“The Cabin in the Woods” (2012)


“The Evil Dead” is a fine horror movie. “Evil Dead II” is a bona fide classic. Here’s the joke: They’re basically the same movie. The first one was directed by a 22-year-old Sam Raimi when he wanted to prove he could conjure real screams with no money. The second, six years later, was a comedy that had terrific (and much-copied) fun with the cliches of the slasher pic. And since then, it’s been hard to take the cabin-in-the-woods movie very seriously. It’s a set-up that works best as parody (“Dead Snow,” “Tucker and Dale Versus Evil”) or psychological fuck-you-up (“Antichrist”), but not as horror. (One problem: Once cell technology became cheap and omnipresent, audiences noticed when you ostentatiously put characters in places where their iPhones were bricked.)

And so we have “The Cabin in the Woods,” a sort of ur-parody of all horror movies that uses the cursed, electronically stranded outpost as a starting point. It was co-written by Joss Whedon and Drew Goddard. I was a little surprised at the choice of partners, because Goddard worked on the final, more-serious season of Whedon’s “Buffy the Vampire Slayer.” He’s kept his end up and created a seriously funny satire of slasher flicks, but he’s kept the serious stuff in there.

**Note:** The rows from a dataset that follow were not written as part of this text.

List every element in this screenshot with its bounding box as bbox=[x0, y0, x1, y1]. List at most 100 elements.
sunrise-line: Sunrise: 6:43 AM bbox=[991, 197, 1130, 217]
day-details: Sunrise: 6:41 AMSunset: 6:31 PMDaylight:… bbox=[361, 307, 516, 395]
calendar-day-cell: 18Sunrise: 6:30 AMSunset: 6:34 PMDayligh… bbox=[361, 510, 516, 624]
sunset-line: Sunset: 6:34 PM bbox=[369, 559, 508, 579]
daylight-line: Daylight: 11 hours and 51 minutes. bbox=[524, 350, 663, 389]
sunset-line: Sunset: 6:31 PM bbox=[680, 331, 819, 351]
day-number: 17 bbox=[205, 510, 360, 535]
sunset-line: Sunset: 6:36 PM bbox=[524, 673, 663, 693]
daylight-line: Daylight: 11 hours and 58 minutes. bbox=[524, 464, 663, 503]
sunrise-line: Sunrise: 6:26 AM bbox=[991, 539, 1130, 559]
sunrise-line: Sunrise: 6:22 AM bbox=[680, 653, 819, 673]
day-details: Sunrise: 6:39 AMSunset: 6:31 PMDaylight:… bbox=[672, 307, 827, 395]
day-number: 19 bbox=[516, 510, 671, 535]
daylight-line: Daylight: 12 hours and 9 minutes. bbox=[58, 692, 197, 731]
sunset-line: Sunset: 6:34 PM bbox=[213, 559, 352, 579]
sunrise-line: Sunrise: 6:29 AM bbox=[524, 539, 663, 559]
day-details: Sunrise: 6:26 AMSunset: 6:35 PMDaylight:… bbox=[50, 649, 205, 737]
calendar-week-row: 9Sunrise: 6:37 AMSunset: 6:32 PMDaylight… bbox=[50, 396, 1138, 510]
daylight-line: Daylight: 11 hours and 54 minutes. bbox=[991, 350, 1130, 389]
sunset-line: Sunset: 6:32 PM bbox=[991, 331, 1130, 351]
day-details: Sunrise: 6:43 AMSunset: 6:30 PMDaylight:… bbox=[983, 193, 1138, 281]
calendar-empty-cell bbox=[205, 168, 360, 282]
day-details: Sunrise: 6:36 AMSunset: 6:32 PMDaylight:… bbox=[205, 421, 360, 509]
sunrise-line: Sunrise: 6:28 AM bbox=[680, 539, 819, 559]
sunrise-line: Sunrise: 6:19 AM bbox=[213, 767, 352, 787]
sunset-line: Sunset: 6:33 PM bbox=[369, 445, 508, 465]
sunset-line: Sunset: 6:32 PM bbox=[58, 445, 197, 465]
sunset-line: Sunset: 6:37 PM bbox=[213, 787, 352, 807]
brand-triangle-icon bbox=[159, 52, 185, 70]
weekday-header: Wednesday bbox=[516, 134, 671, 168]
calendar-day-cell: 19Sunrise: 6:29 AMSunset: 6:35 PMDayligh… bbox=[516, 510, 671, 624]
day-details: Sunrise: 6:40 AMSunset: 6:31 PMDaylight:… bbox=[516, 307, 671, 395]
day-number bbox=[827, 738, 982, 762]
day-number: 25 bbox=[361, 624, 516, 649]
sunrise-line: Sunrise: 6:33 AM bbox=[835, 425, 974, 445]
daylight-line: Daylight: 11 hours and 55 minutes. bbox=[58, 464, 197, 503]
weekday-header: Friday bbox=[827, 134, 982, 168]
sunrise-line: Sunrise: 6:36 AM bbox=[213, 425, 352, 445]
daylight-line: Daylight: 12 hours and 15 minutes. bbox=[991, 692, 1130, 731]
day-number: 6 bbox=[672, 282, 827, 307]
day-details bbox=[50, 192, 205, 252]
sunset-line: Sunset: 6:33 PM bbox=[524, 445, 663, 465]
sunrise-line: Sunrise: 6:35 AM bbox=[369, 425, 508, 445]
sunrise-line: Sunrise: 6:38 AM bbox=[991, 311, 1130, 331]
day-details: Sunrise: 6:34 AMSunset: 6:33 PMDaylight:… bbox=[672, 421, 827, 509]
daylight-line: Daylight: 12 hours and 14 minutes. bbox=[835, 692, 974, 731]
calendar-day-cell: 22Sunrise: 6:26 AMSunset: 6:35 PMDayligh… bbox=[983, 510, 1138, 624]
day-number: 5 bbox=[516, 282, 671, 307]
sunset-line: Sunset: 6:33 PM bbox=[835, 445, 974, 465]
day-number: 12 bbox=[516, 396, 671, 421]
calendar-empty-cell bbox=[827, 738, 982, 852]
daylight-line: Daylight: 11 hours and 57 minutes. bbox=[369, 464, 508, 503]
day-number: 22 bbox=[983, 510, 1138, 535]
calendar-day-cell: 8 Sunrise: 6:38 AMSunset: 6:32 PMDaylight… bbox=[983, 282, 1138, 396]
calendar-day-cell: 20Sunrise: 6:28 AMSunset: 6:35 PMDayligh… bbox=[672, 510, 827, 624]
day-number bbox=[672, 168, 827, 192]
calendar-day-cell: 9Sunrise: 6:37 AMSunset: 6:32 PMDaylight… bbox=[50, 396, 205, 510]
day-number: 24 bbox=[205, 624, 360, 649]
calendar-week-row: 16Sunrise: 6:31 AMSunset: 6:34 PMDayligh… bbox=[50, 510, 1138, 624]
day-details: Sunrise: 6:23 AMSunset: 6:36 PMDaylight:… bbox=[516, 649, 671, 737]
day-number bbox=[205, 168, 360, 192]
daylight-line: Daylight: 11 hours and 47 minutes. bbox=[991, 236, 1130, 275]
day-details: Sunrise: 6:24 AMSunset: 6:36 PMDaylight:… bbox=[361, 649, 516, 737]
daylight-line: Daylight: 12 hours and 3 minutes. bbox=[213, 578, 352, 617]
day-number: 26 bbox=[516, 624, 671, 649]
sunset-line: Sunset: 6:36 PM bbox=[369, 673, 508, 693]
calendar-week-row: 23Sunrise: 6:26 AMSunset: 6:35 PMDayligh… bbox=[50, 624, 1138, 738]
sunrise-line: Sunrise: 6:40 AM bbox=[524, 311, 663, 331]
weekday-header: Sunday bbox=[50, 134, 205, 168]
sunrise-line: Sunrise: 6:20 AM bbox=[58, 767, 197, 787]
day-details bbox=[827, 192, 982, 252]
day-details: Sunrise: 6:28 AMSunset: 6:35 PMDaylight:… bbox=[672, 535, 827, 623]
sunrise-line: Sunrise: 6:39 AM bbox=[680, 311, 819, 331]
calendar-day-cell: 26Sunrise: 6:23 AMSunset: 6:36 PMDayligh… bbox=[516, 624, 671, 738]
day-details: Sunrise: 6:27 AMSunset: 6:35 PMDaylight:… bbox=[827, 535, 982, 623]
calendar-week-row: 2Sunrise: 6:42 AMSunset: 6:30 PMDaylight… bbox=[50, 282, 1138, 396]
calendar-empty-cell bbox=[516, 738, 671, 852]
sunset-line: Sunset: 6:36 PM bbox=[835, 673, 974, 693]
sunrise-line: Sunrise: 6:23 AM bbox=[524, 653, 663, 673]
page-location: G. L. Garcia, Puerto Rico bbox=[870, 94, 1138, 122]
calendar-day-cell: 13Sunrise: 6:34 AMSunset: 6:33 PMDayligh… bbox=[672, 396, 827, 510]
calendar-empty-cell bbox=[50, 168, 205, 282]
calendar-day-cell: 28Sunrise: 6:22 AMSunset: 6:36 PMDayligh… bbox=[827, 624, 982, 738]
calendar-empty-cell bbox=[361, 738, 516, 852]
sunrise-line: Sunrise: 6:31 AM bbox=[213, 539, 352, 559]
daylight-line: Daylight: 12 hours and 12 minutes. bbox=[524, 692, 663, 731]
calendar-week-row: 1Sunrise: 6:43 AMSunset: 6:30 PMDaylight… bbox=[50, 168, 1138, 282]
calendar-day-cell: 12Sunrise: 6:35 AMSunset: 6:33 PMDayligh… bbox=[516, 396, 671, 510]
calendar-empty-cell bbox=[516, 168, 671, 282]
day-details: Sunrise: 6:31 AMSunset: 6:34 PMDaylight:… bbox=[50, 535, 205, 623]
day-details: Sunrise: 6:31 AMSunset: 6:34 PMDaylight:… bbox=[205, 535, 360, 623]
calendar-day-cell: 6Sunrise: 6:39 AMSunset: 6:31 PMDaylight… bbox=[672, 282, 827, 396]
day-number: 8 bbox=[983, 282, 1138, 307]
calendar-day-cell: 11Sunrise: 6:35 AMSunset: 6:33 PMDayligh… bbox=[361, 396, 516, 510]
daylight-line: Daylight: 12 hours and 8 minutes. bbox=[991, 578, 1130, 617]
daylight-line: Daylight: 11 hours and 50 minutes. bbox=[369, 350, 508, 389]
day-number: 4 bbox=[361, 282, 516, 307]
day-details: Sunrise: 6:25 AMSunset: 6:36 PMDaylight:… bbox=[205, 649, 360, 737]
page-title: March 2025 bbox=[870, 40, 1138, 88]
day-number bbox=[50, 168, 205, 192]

My first spoiler: “The Cabin in the Woods” posits that the Ancients (a little Lovecraft reference for you) sleep beneath the earth. They require frequent human sacrifies. If they don’t get them, they’ll rise and destroy mankind. Resourceful humans have figured out a solution: In secluded underground locations, all over the planet, they trap unsuspecting people into cliched horror scenarios, get their kills, and send the blood down to the Ancients to shut ’em up.

It’s a fun concept with only a few logic holes. The American trope-bunker — run by two bored bureaucrats played perfectly by Brad Whitford and Richard Jenkins — makes sure that four or five archetypes get killed. The archetypes: a Fool, a Whore, an Athlete, a Scholar, and a Virgin. (The virgin doesn’t NEED to be killed, necessarily. See: Every horror movie ever, and the Last Girl trope.) But an extremely funny side-story shows us that the usually-successful Japanese trope-bunker is trying to appease the Ancients with a sort of Ringu-rip-off, a ghost girl terrorizing a room of schoolchildren. It’s hilarious (particularly when it fails and Jenkins yells “Fuck you!” at all of the tiny children on his screen), but… are the five archetypes present in a Japanese girl’s school? I’m skeptical.

NONETHELESS: The movie gives a set of five undergrads, all credible spouters of Whedonesque dialogue, who fit the archetypes almost perfectly. (We have a lot of fun with the “almosts.” The jock, played by Chris Hemsworth, is actually a Sociology major with a working expertise of Soviet history. The “virgin” isn’t actually a virgin, so the “director” of the conspiracy shrugs that “we work with what we’ve got.”) They play their parts. It’s the “Fool,” a pothead played by Fran Kranz, who assumes that the weirdness afflicting them is being orchestrated somehow. He and the Virgin (Kristen Connolly, a soap opera actress like Sarah Michelle Gellar once was) manage to unravel the conspiracy. In so doing, they… make possible the gruesome murder of hundreds of bureaucrats, then destroy the world.

Perhaps I haven’t sold you on this movie. Very well. Two words: Killer unicorn.